Réforme électorale en côte d’ivoire : la 2pfj exige un dialogue national pour une transition apaisée
Réforme électorale en Côte d’Ivoire : la 2PFJ exige un dialogue politique inclusif et transparent
La Plateforme panafricaine des femmes et des jeunes pour la paix, la démocratie et la gouvernance (2PFJ) a lancé un appel pressant à l’organisation d’un dialogue politique participatif et inclusif en Côte d’Ivoire. Son objectif ? Favoriser des réformes électorales durables et restaurer la confiance des citoyens dans les institutions. Cette demande s’inscrit dans un contexte où les tensions socio-politiques persistent, fragilisant les fondements mêmes de la démocratie ivoirienne.
Un diagnostic sans concession de la situation ivoirienne
Dans une déclaration officielle, la 2PFJ dresse un bilan sans fard de la situation politique en Côte d’Ivoire. Elle met en lumière les séquelles laissées par les crises successives qui ont ébranlé le pays, affectant profondément la cohésion sociale et la stabilité institutionnelle. Selon l’organisation, la réforme de la gouvernance électorale ne peut se contenter d’être une simple opération technique ou administrative. Elle doit s’appuyer sur une analyse rigoureuse des défis actuels et intégrer les attentes de l’ensemble des acteurs politiques et sociaux.

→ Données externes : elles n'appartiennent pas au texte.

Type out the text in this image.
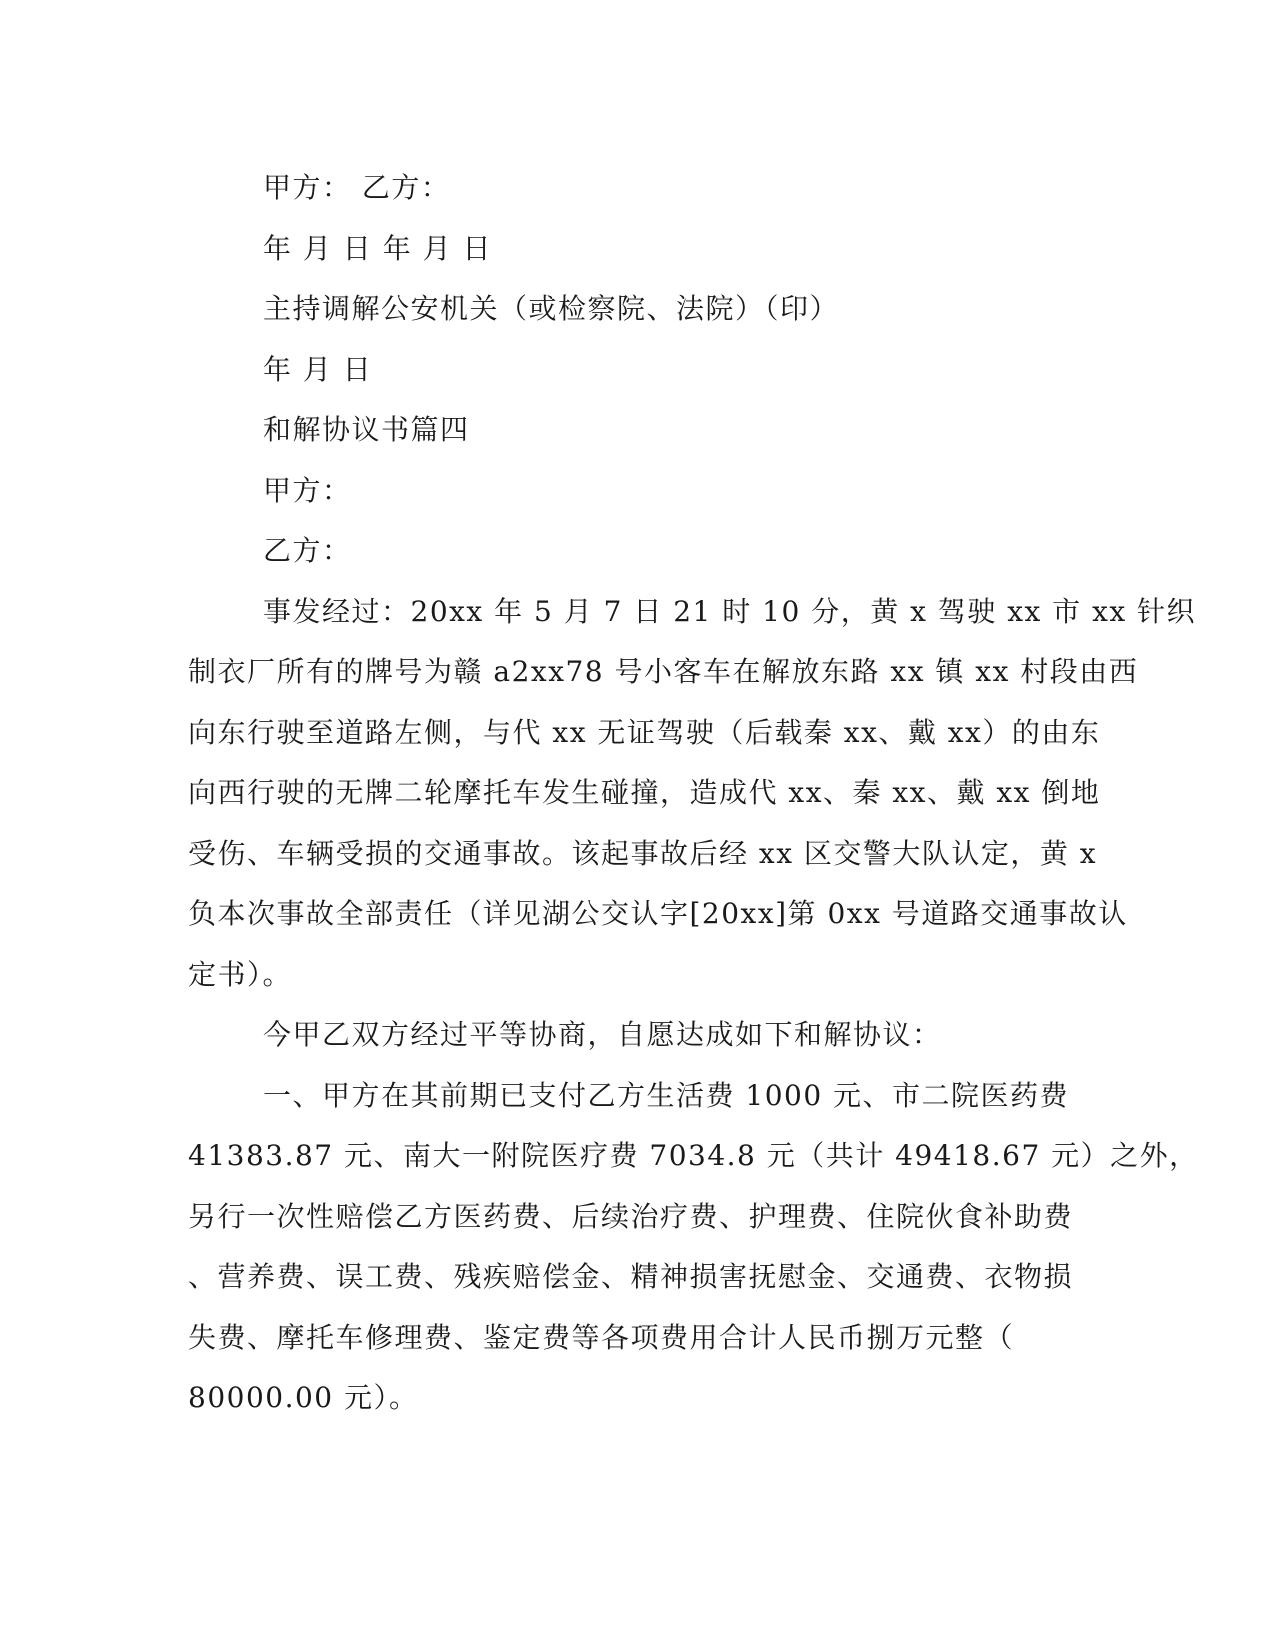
甲方： 乙方：
年 月 日 年 月 日
主持调解公安机关（或检察院、法院）（印）
年 月 日
和解协议书篇四
甲方：
乙方：
事发经过：20xx 年 5 月 7 日 21 时 10 分，黄 x 驾驶 xx 市 xx 针织
制衣厂所有的牌号为赣 a2xx78 号小客车在解放东路 xx 镇 xx 村段由西
向东行驶至道路左侧，与代 xx 无证驾驶（后载秦 xx、戴 xx）的由东
向西行驶的无牌二轮摩托车发生碰撞，造成代 xx、秦 xx、戴 xx 倒地
受伤、车辆受损的交通事故。该起事故后经 xx 区交警大队认定，黄 x
负本次事故全部责任（详见湖公交认字[20xx]第 0xx 号道路交通事故认
定书）。
今甲乙双方经过平等协商，自愿达成如下和解协议：
一、甲方在其前期已支付乙方生活费 1000 元、市二院医药费
41383.87 元、南大一附院医疗费 7034.8 元（共计 49418.67 元）之外，
另行一次性赔偿乙方医药费、后续治疗费、护理费、住院伙食补助费
、营养费、误工费、残疾赔偿金、精神损害抚慰金、交通费、衣物损
失费、摩托车修理费、鉴定费等各项费用合计人民币捌万元整（
80000.00 元）。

Des propositions concrètes pour une refonte durable du système électoral
Pour concrétiser ses ambitions, la 2PFJ recommande la création d’un cadre de négociation républicain, associant tous les segments de la société. Elle insiste particulièrement sur la nécessité d’un consensus national autour de la future structure de gestion des élections. Cette instance, selon elle, doit être indépendante, financièrement autonome et dotée de compétences clairement définies pour garantir l’impartialité des processus électoraux.
L’organisation propose également la mise en place de commissions techniques paritaires, composées de représentants du gouvernement, de l’opposition et de la société civile. Leur rôle ? Élaborer les modalités d’attribution des compétences, d’assurer l’autonomie financière et de renforcer l’indépendance des trois nouveaux organes électoraux envisagés. Ces propositions, formalisées dans un document signé par Jean-Martial N’Guessan, président du conseil d’administration de la 2PFJ, visent à instaurer un climat de confiance propice aux réformes.
Libération des détenus politiques et retour des exilés : des préalables indispensables
La 2PFJ ne se limite pas à des recommandations institutionnelles. Elle insiste sur l’importance de restaurer un climat de confiance en adressant deux enjeux majeurs : la libération des personnes incarcérées pour des motifs politiques et le retour sécurisé des exilés. Ces mesures, selon elle, sont essentielles pour créer un environnement propice aux échanges et aux compromis.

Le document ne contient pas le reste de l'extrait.